Cobb taxpayers will be asked to renew a 1 percent special sales tax in March, a proposal that, if approved, would bring in more than $773 million that school board officials say is needed for capital improvements.
The school board decided Wednesday to put the measure on the ballot. If passed, the Cobb County and Marietta school systems will use the funds from the special purpose local option sales tax to replace several schools, build a college and career academy, upgrade other facilities and purchase textbooks and new technology, according to a list of projects on the district’s website.
The special election sets up another raucous fight in tax-weary Cobb County, where, in 2011, a four-year extension of the county’s SPLOST for parks, recreation and road renovation throughout Cobb passed by only 79 votes.

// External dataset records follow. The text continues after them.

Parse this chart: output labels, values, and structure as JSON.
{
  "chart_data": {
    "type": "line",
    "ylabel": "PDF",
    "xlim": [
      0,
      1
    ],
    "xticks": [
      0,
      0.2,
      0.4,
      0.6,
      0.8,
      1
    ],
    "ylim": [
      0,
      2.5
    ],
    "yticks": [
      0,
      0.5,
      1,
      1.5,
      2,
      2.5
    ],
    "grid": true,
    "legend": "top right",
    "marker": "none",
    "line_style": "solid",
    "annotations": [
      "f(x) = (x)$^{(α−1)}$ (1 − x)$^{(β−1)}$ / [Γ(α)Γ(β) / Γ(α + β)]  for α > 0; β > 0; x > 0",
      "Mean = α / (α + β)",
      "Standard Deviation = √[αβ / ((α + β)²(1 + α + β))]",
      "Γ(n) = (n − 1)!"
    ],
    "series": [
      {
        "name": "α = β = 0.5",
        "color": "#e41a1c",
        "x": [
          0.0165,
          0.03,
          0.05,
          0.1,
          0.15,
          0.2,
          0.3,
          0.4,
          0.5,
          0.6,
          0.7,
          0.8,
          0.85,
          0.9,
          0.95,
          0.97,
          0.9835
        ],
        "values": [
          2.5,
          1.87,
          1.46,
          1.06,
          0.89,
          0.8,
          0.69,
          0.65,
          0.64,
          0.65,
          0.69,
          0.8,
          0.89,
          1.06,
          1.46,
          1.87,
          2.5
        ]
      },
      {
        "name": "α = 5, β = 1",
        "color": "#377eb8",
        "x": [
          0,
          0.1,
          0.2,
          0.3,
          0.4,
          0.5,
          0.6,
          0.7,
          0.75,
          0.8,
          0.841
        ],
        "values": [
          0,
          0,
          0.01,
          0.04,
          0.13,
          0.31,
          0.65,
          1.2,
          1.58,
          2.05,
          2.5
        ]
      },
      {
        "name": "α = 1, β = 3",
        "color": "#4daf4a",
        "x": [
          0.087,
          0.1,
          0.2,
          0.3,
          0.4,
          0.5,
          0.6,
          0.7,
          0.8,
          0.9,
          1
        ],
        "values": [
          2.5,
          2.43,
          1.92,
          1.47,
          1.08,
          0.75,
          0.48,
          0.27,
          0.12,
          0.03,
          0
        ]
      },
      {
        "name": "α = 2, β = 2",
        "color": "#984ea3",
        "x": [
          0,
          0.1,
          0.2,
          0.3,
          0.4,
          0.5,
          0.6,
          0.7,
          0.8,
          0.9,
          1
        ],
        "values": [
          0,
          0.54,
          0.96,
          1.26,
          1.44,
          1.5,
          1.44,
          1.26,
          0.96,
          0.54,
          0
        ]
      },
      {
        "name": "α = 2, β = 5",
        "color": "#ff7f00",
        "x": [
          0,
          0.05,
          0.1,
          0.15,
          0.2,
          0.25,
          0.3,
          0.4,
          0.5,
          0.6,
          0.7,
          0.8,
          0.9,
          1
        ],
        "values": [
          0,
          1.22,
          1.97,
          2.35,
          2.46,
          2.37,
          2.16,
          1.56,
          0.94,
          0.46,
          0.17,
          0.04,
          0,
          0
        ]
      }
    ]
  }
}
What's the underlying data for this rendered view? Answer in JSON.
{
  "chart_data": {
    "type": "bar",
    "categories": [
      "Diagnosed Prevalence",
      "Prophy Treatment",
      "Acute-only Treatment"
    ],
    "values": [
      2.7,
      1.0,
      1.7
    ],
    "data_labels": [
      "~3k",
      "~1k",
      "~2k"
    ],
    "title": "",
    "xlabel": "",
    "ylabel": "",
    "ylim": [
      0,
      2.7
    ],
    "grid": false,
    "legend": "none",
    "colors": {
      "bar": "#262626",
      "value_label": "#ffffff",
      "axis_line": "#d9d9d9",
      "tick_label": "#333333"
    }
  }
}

“That was a grievously flawed proposal, and it’s the same thing here,” said Lance Lamberton, the president of the Cobb County Taxpayers Association. “This plan is full of lard and pork and wants, not needs. It’s deja vu all over again.”
Marietta and Cobb County school boards are asking voters to extend a 1 percent tax that is scheduled to expire at the end of next year. Money from the expiring tax was used to replace three elementary schools and upgrade several facilities.
The election will take place on March 19 and cost Marietta and Cobb County schools $300,000.
Although Cobb and Marietta’s growth has waned, board members and administrators said renewing the five-year tax will allow the district to upgrade dilapidated facilities amid deep state austerity cuts.
“This is a needs-based notebook from front to back,” Chris Ragsdale, the deputy superintendent of operational support, told board members Wednesday.
But critics say the plan is full of “cosmetic” projects that are outside the purview of SPLOST, lacks detail and doesn’t reflect the district’s needs.
Cobb’s 111-page SPLOST proposal includes replacing Walton High School, purchasing $40 million worth of textbooks and $29 million worth of new school buses.
Marietta City Schools will use its $55 million share to retire debt, renovate their football field and upgrade several facilities and technology.
Tom Maloy, a member of Georgia’s Tea Party and a Cobb County resident, said some of the projects are unnecessary while others, such as the new college and career academy, can be done in existing facilities.
“Rather than determining what is needed to improve our children’s education and then calculating the cost to do so, someone has determined what the maximum tax revenue allowed under the law can be and is now back-filling with questionable projects to spend it,” Maloy said. “That’s not only backwards … it’s inefficient.”
Last year, after the county proposed the special tax for parks and recreation, anti-tax residents mailed literature, waved signs and held a televised debate. Both the local tea party and the Cobb County Taxpayers Association said they will launch a similar campaign against the school districts’ proposal.
Cobb and Marietta school officials can’t advocate for the proposal, said Cobb’s spokesman Jay Dillon. But they will post information about the SPLOST on the Cobb County schools’ website and produce an informational video that shows how SPLOST works by highlighting projects from previous SPLOST initiatives, he said.
Dillon said he anticipates a separate grassroots campaign to be launched by local PTA members.